Cette extrême liberté, les questions touchant à l’homosexualité, sont des choses difficiles à accepter. Fersen pouvait-il ne pas être homosexuel ?
N.M :
Le tourisme sexuel au Maroc, et en particulier celui des gays européens, est un secret de polichinelle. Je ne pouvais pas filmer Tanger sans le montrer. L’esprit de Paul Bowles est toujours là… Le personnage joué par Grégory Gadebois est très loin du cliché. On s’attend à ce qu’il soit avec un Marocain : non, il est avec un Nigérian.
B.S :
La lumière de Tanger est particulière (plutôt blanche) à cause certainement de l’Atlantique, et de ce fameux vent d’est (le chergui). Hélène Louvart a fait la lumière de votre premier film tourné au Maroc. C’est pour cette raison là que vous revenez vers elle ?
N.M :
Au-delà de ses qualités artistiques, Hélène est quelqu’un de formidable, qui ne trahit jamais votre mise en scène. Je savais qu’elle allait restituer l’atmosphère du film noir : la moiteur, le brouillard…
B.S :
Le choix de Tanger est une façon pour vous de retrouver Alger ?
N.M :
Tanger en soi n’est pas une belle ville, contrairement à Alger, ou à d’autres villes au Maroc. C’est son site qui est exceptionnel, un cadre idéal pour mon histoire : l’entre-deux, la frontière, la porte de l’Europe, le passé pré-islamique, et toutes ces affaires de spéculations immobilières.

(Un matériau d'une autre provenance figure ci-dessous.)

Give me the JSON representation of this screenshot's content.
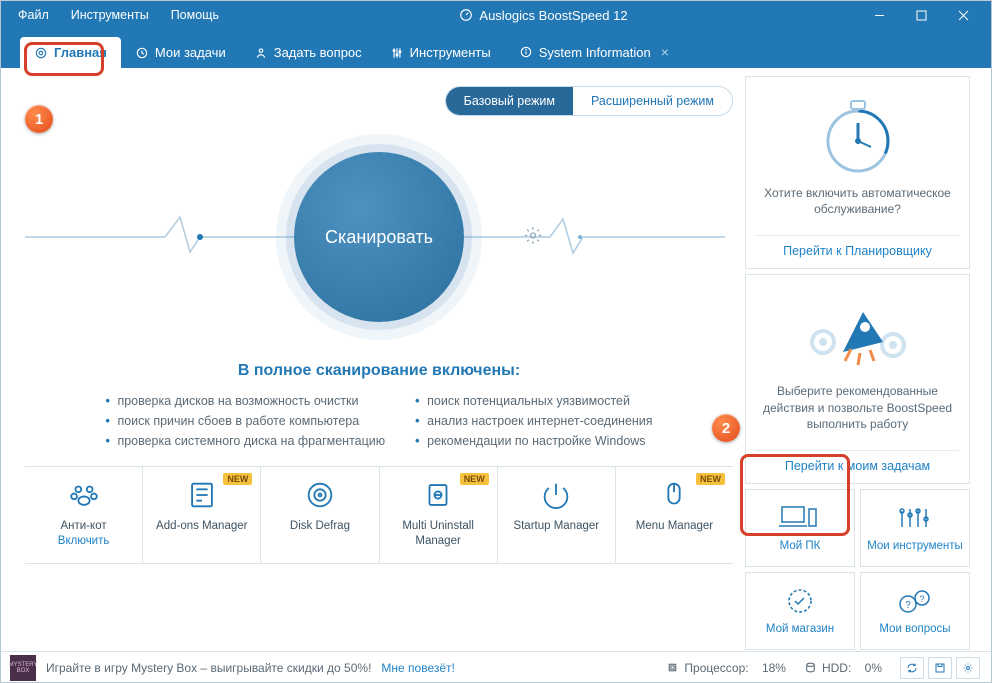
{
  "titlebar": {
    "menu": {
      "file": "Файл",
      "tools": "Инструменты",
      "help": "Помощь"
    },
    "app_title": "Auslogics BoostSpeed 12"
  },
  "tabs": {
    "main": "Главная",
    "my_tasks": "Мои задачи",
    "ask_question": "Задать вопрос",
    "tools": "Инструменты",
    "system_info": "System Information"
  },
  "mode": {
    "basic": "Базовый режим",
    "advanced": "Расширенный режим"
  },
  "scan": {
    "button": "Сканировать"
  },
  "includes": {
    "title": "В полное сканирование включены:",
    "left": [
      "проверка дисков на возможность очистки",
      "поиск причин сбоев в работе компьютера",
      "проверка системного диска на фрагментацию"
    ],
    "right": [
      "поиск потенциальных уязвимостей",
      "анализ настроек интернет-соединения",
      "рекомендации по настройке Windows"
    ]
  },
  "tools_row": [
    {
      "name": "Анти-кот",
      "sub": "Включить",
      "new": false
    },
    {
      "name": "Add-ons Manager",
      "sub": "",
      "new": true
    },
    {
      "name": "Disk Defrag",
      "sub": "",
      "new": false
    },
    {
      "name": "Multi Uninstall Manager",
      "sub": "",
      "new": true
    },
    {
      "name": "Startup Manager",
      "sub": "",
      "new": false
    },
    {
      "name": "Menu Manager",
      "sub": "",
      "new": true
    }
  ],
  "new_badge": "NEW",
  "right_panel": {
    "card1_text": "Хотите включить автоматическое обслуживание?",
    "card1_link": "Перейти к Планировщику",
    "card2_text": "Выберите рекомендованные действия и позвольте BoostSpeed выполнить работу",
    "card2_link": "Перейти к моим задачам",
    "tiles": {
      "my_pc": "Мой ПК",
      "my_tools": "Мои инструменты",
      "my_store": "Мой магазин",
      "my_questions": "Мои вопросы"
    }
  },
  "statusbar": {
    "mystery_label": "MYSTERY BOX",
    "promo": "Играйте в игру Mystery Box – выигрывайте скидки до 50%!",
    "promo_link": "Мне повезёт!",
    "cpu_label": "Процессор:",
    "cpu_value": "18%",
    "hdd_label": "HDD:",
    "hdd_value": "0%"
  },
  "callouts": {
    "one": "1",
    "two": "2"
  }
}
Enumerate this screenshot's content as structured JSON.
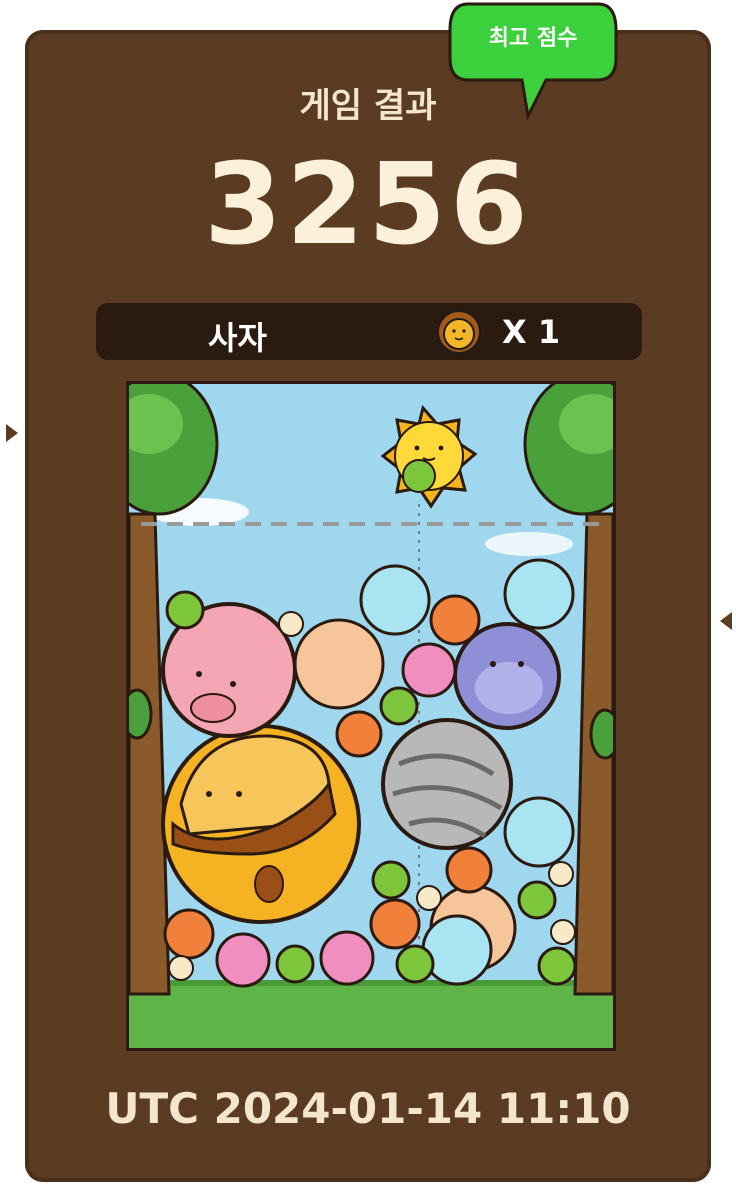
{
  "badge": {
    "label": "최고 점수",
    "color": "#3cd03c"
  },
  "header": {
    "title": "게임 결과"
  },
  "score": "3256",
  "result": {
    "animal": "사자",
    "icon": "lion-icon",
    "count": "X 1"
  },
  "board": {
    "sky_color": "#9fd8ee",
    "grass_color": "#5fb548",
    "pieces": [
      "sun",
      "lion",
      "pig",
      "zebra",
      "penguin",
      "hamster",
      "cat",
      "elephant",
      "squirrel",
      "turtle",
      "egg"
    ]
  },
  "timestamp": "UTC 2024-01-14 11:10",
  "colors": {
    "card": "#5b3b22",
    "bar": "#2a1a10",
    "text": "#fbf1da"
  }
}
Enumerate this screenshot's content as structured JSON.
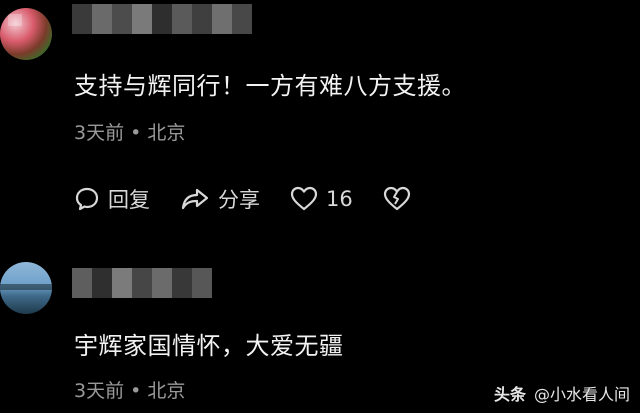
{
  "comments": [
    {
      "text": "支持与辉同行！一方有难八方支援。",
      "time": "3天前",
      "separator": "•",
      "location": "北京",
      "actions": {
        "reply_label": "回复",
        "share_label": "分享",
        "like_count": "16"
      }
    },
    {
      "text": "宇辉家国情怀，大爱无疆",
      "time": "3天前",
      "separator": "•",
      "location": "北京"
    }
  ],
  "watermark": {
    "brand": "头条",
    "handle": "@小水看人间"
  },
  "colors": {
    "background": "#000000",
    "text": "#f2f2f2",
    "meta": "#9a9a9a"
  },
  "icons": [
    "reply-icon",
    "share-icon",
    "heart-icon",
    "broken-heart-icon"
  ]
}
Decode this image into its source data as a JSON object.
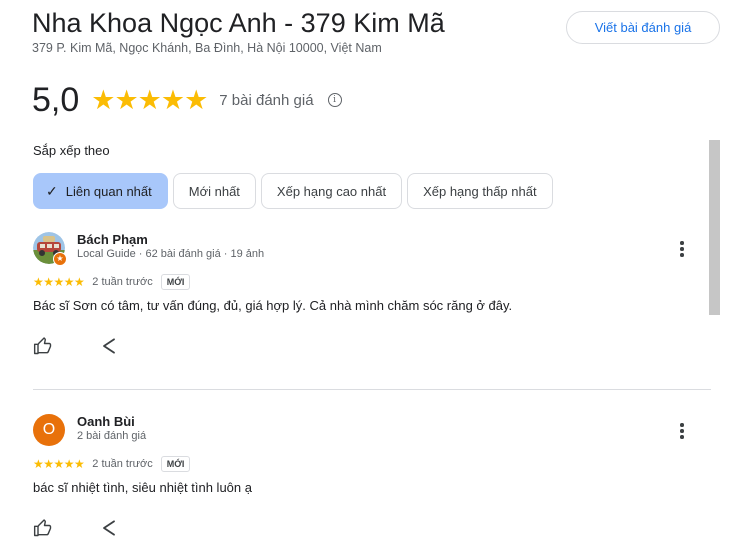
{
  "place": {
    "title": "Nha Khoa Ngọc Anh - 379 Kim Mã",
    "address": "379 P. Kim Mã, Ngọc Khánh, Ba Đình, Hà Nội 10000, Việt Nam",
    "write_review_label": "Viết bài đánh giá"
  },
  "summary": {
    "rating": "5,0",
    "stars": "★★★★★",
    "star_value": 5,
    "review_count": "7 bài đánh giá",
    "info_icon": "i"
  },
  "sort": {
    "label": "Sắp xếp theo",
    "options": [
      {
        "label": "Liên quan nhất",
        "selected": true
      },
      {
        "label": "Mới nhất",
        "selected": false
      },
      {
        "label": "Xếp hạng cao nhất",
        "selected": false
      },
      {
        "label": "Xếp hạng thấp nhất",
        "selected": false
      }
    ]
  },
  "reviews": [
    {
      "name": "Bách Phạm",
      "meta": "Local Guide · 62 bài đánh giá · 19 ảnh",
      "stars": "★★★★★",
      "rating": 5,
      "time": "2 tuần trước",
      "badge": "MỚI",
      "text": "Bác sĩ Sơn có tâm, tư vấn đúng, đủ, giá hợp lý. Cả nhà mình chăm sóc răng ở đây.",
      "avatar": "photo-avatar",
      "local_guide_badge": "★"
    },
    {
      "name": "Oanh Bùi",
      "meta": "2 bài đánh giá",
      "stars": "★★★★★",
      "rating": 5,
      "time": "2 tuần trước",
      "badge": "MỚI",
      "text": "bác sĩ nhiệt tình, siêu nhiệt tình luôn ạ",
      "avatar": "O"
    }
  ],
  "colors": {
    "star": "#fbbc04",
    "accent_blue": "#1a73e8",
    "selected_chip": "#a8c7fa",
    "avatar_orange": "#e8710a"
  },
  "icons": {
    "check": "✓",
    "like": "thumbs-up-icon",
    "share": "share-icon",
    "more": "more-vert-icon"
  }
}
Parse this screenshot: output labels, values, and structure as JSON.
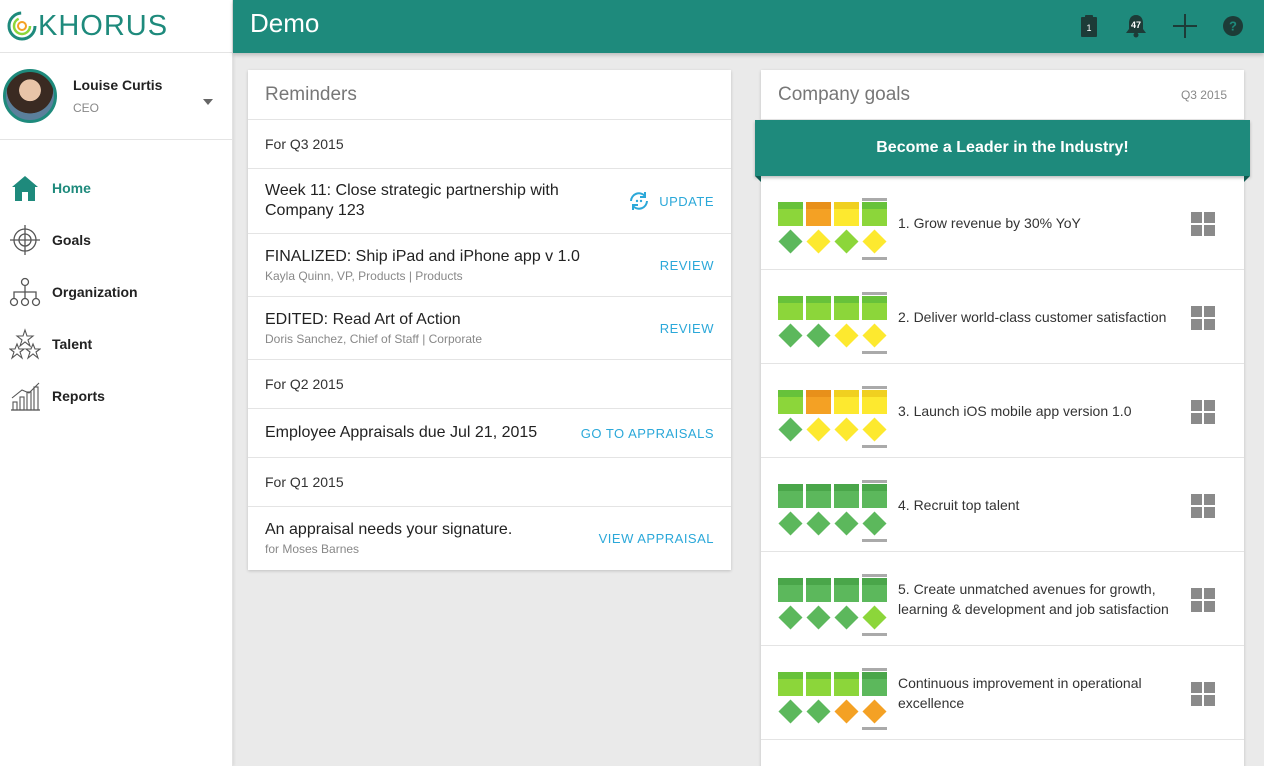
{
  "app": {
    "logo": "KHORUS",
    "page_title": "Demo"
  },
  "header": {
    "clipboard_badge": "1",
    "notifications_badge": "47"
  },
  "user": {
    "name": "Louise Curtis",
    "role": "CEO"
  },
  "nav": [
    {
      "label": "Home",
      "icon": "home-icon",
      "active": true
    },
    {
      "label": "Goals",
      "icon": "target-icon",
      "active": false
    },
    {
      "label": "Organization",
      "icon": "org-chart-icon",
      "active": false
    },
    {
      "label": "Talent",
      "icon": "stars-icon",
      "active": false
    },
    {
      "label": "Reports",
      "icon": "bar-chart-icon",
      "active": false
    }
  ],
  "colors": {
    "brand": "#1e8a7c",
    "link": "#2ba8d9",
    "green": "#8cd63a",
    "darkgreen": "#5cb85c",
    "yellow": "#fde92f",
    "orange": "#f4a124",
    "gray": "#aaaaaa"
  },
  "reminders": {
    "title": "Reminders",
    "items": [
      {
        "type": "section",
        "text": "For Q3 2015"
      },
      {
        "type": "item",
        "text": "Week 11: Close strategic partnership with Company 123",
        "meta": "",
        "action": "UPDATE"
      },
      {
        "type": "item",
        "text": "FINALIZED: Ship iPad and iPhone app v 1.0",
        "meta": "Kayla Quinn, VP, Products | Products",
        "action": "REVIEW"
      },
      {
        "type": "item",
        "text": "EDITED: Read Art of Action",
        "meta": "Doris Sanchez, Chief of Staff | Corporate",
        "action": "REVIEW"
      },
      {
        "type": "section",
        "text": "For Q2 2015"
      },
      {
        "type": "item",
        "text": "Employee Appraisals due Jul 21, 2015",
        "meta": "",
        "action": "GO TO APPRAISALS"
      },
      {
        "type": "section",
        "text": "For Q1 2015"
      },
      {
        "type": "item",
        "text": "An appraisal needs your signature.",
        "meta": "for Moses Barnes",
        "action": "VIEW APPRAISAL"
      }
    ]
  },
  "goals": {
    "title": "Company goals",
    "period": "Q3 2015",
    "banner": "Become a Leader in the Industry!",
    "items": [
      {
        "text": "1. Grow revenue by 30% YoY",
        "bars": [
          "green",
          "orange",
          "yellow",
          "green"
        ],
        "diamonds": [
          "darkgreen",
          "yellow",
          "green",
          "yellow"
        ]
      },
      {
        "text": "2. Deliver world-class customer satisfaction",
        "bars": [
          "green",
          "green",
          "green",
          "green"
        ],
        "diamonds": [
          "darkgreen",
          "darkgreen",
          "yellow",
          "yellow"
        ]
      },
      {
        "text": "3. Launch iOS mobile app version 1.0",
        "bars": [
          "green",
          "orange",
          "yellow",
          "yellow"
        ],
        "diamonds": [
          "darkgreen",
          "yellow",
          "yellow",
          "yellow"
        ]
      },
      {
        "text": "4. Recruit top talent",
        "bars": [
          "darkgreen",
          "darkgreen",
          "darkgreen",
          "darkgreen"
        ],
        "diamonds": [
          "darkgreen",
          "darkgreen",
          "darkgreen",
          "darkgreen"
        ]
      },
      {
        "text": "5. Create unmatched avenues for growth, learning & development and job satisfaction",
        "bars": [
          "darkgreen",
          "darkgreen",
          "darkgreen",
          "darkgreen"
        ],
        "diamonds": [
          "darkgreen",
          "darkgreen",
          "darkgreen",
          "green"
        ]
      },
      {
        "text": "Continuous improvement in operational excellence",
        "bars": [
          "green",
          "green",
          "green",
          "darkgreen"
        ],
        "diamonds": [
          "darkgreen",
          "darkgreen",
          "orange",
          "orange"
        ]
      }
    ]
  }
}
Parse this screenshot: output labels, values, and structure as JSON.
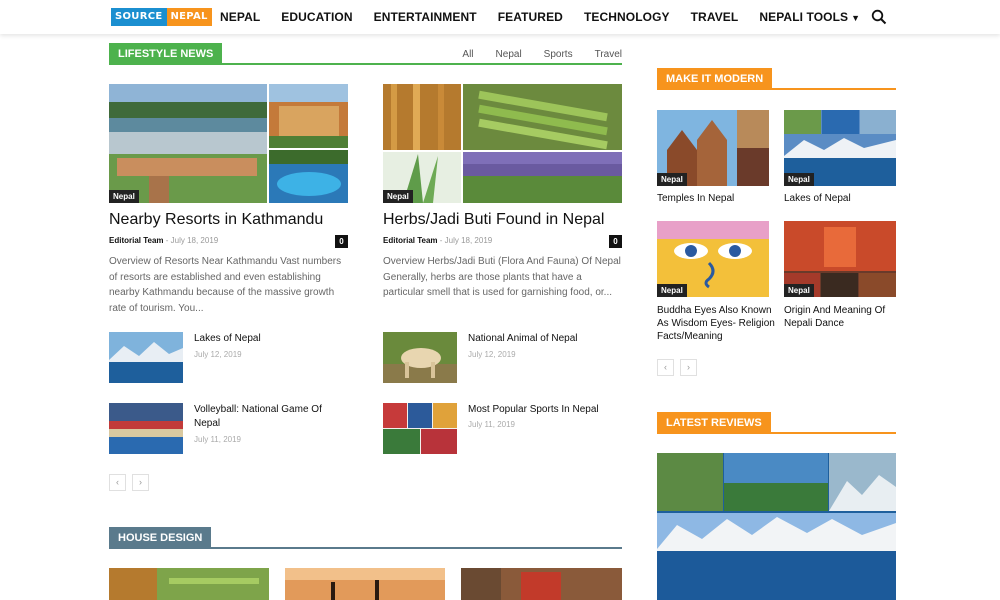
{
  "header": {
    "logo_left": "SOURCE",
    "logo_right": "NEPAL",
    "nav": [
      "NEPAL",
      "EDUCATION",
      "ENTERTAINMENT",
      "FEATURED",
      "TECHNOLOGY",
      "TRAVEL",
      "NEPALI TOOLS"
    ]
  },
  "lifestyle": {
    "heading": "LIFESTYLE NEWS",
    "filters": [
      "All",
      "Nepal",
      "Sports",
      "Travel"
    ],
    "featured": [
      {
        "badge": "Nepal",
        "title": "Nearby Resorts in Kathmandu",
        "author": "Editorial Team",
        "date": "July 18, 2019",
        "comments": "0",
        "excerpt": "Overview of Resorts Near Kathmandu Vast numbers of resorts are established and even establishing nearby Kathmandu because of the massive growth rate of tourism. You..."
      },
      {
        "badge": "Nepal",
        "title": "Herbs/Jadi Buti Found in Nepal",
        "author": "Editorial Team",
        "date": "July 18, 2019",
        "comments": "0",
        "excerpt": "Overview Herbs/Jadi Buti (Flora And Fauna) Of Nepal Generally, herbs are those plants that have a particular smell that is used for garnishing food, or..."
      }
    ],
    "small": [
      {
        "title": "Lakes of Nepal",
        "date": "July 12, 2019"
      },
      {
        "title": "National Animal of Nepal",
        "date": "July 12, 2019"
      },
      {
        "title": "Volleyball: National Game Of Nepal",
        "date": "July 11, 2019"
      },
      {
        "title": "Most Popular Sports In Nepal",
        "date": "July 11, 2019"
      }
    ],
    "pager": [
      "‹",
      "›"
    ]
  },
  "house": {
    "heading": "HOUSE DESIGN"
  },
  "modern": {
    "heading": "MAKE IT MODERN",
    "items": [
      {
        "badge": "Nepal",
        "title": "Temples In Nepal"
      },
      {
        "badge": "Nepal",
        "title": "Lakes of Nepal"
      },
      {
        "badge": "Nepal",
        "title": "Buddha Eyes Also Known As Wisdom Eyes- Religion Facts/Meaning"
      },
      {
        "badge": "Nepal",
        "title": "Origin And Meaning Of Nepali Dance"
      }
    ],
    "pager": [
      "‹",
      "›"
    ]
  },
  "reviews": {
    "heading": "LATEST REVIEWS"
  },
  "colors": {
    "green": "#4db24d",
    "orange": "#f7941d",
    "slate": "#5a7a8c",
    "brand_blue": "#1b8fd0"
  }
}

Un architecte suisse m’a raconté l’histoire de cette femme marocaine pour qui il travaillait, qui était promoteur immobilier spécialisée dans les terrains inconstructibles en bord de mer. Elle pouvait aller jusqu’aux menaces de mort si elle n’obtenait pas ce qu’elle voulait. Il n’a pas voulu m’en dire plus…
B.S :
Après tout ce parcours extraordinaire, cette femme, qui veut absolument s’évader de tout, casser les codes, revient à la norme. Est-ce qu’on aurait pu imaginer une autre fin ?
N.M :
Il y a mort d’homme ! Dounia est cassée. Elle retourne à la case départ. Ça ne signifie pas qu’elle est finie. Maintenant, on peut toujours imaginer une autre fin, un « happy end ». Personnellement, j’ai peu d’espoir dans ce qu’on appelle le printemps arabe. Peut-être parce que je suis trop pressé de voir le changement. C’est dû sans
doute à l’air du temps.
B.S :
Vous ressemblez à vos personnages. Si on prend le phénomène des « harragas », ils s’en vont parce qu’ils disent : « moi, je n’ai pas le temps d’attendre » que politiquement, idéologiquement, culturellement, religieusement, toutes ces choses-là soient réalisées. On n’attend plus. On a déjà perdu beaucoup de temps.
N.M :
Beaucoup ont effectivement ce désir de partir sans attendre. Au moment de quitter Tanger à la fin du tournage, à la douane, un jeune policier me demande le titre du film… Je lui dis : « Goodbye Morocco ». Il éclate de rire et me répond : "Inch’Allah".